Speech Separation Using Gain-Adapted Factorial Hidden Markov Models
This work addresses a practical limitation in speech separation for applications like hearing aids or audio processing, but it is incremental as it extends an existing model to handle gain variations.
The paper tackles the problem of single-channel speech separation when training and test data have different loudness levels, introducing a gain-adapted factorial hidden Markov model (GFHMM) that handles unknown gain factors, and experimental results on 180 mixtures show it significantly outperforms existing methods like FHMM and VQ-based SCSS.

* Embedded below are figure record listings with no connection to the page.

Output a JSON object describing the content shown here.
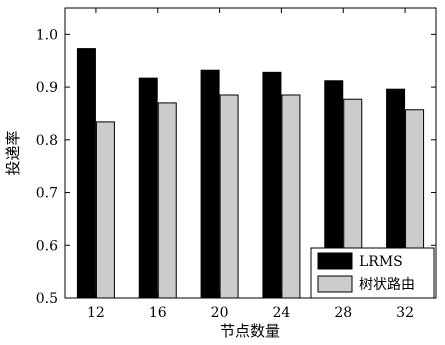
{
  "chart_data": {
    "type": "bar",
    "categories": [
      "12",
      "16",
      "20",
      "24",
      "28",
      "32"
    ],
    "series": [
      {
        "name": "LRMS",
        "values": [
          0.973,
          0.917,
          0.932,
          0.928,
          0.912,
          0.896
        ],
        "color": "#000000"
      },
      {
        "name": "树状路由",
        "values": [
          0.834,
          0.87,
          0.885,
          0.885,
          0.877,
          0.857
        ],
        "color": "#cccccc"
      }
    ],
    "title": "",
    "xlabel": "节点数量",
    "ylabel": "投递率",
    "ylim": [
      0.5,
      1.05
    ],
    "yticks": [
      "0.5",
      "0.6",
      "0.7",
      "0.8",
      "0.9",
      "1.0"
    ],
    "grid": false,
    "legend_position": "bottom-right"
  }
}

We present a new probabilistic graphical model which generalizes factorial hidden Markov models (FHMM) for the problem of single-channel speech separation (SCSS) in which we wish to separate the two speech signals $X(t)$ and $V(t)$ from a single recording of their mixture $Y(t)=X(t)+V(t)$ using the trained models of the speakers' speech signals. Current techniques assume the data used in the training and test phases of the separation model have the same loudness. In this paper, we introduce GFHMM, gain adapted FHMM, to extend SCSS to the general case in which $Y(t)=g_xX(t)+g_vV(t)$, where $g_x$ and $g_v$ are unknown gain factors. GFHMM consists of two independent-state HMMs and a hidden node which model spectral patterns and gain difference, respectively. A novel inference method is presented using the Viterbi algorithm and quadratic optimization with minimal computational overhead. Experimental results, conducted on 180 mixtures with gain differences from 0 to 15~dB, show that the proposed technique significantly outperforms FHMM and its memoryless counterpart, i.e., vector quantization (VQ)-based SCSS.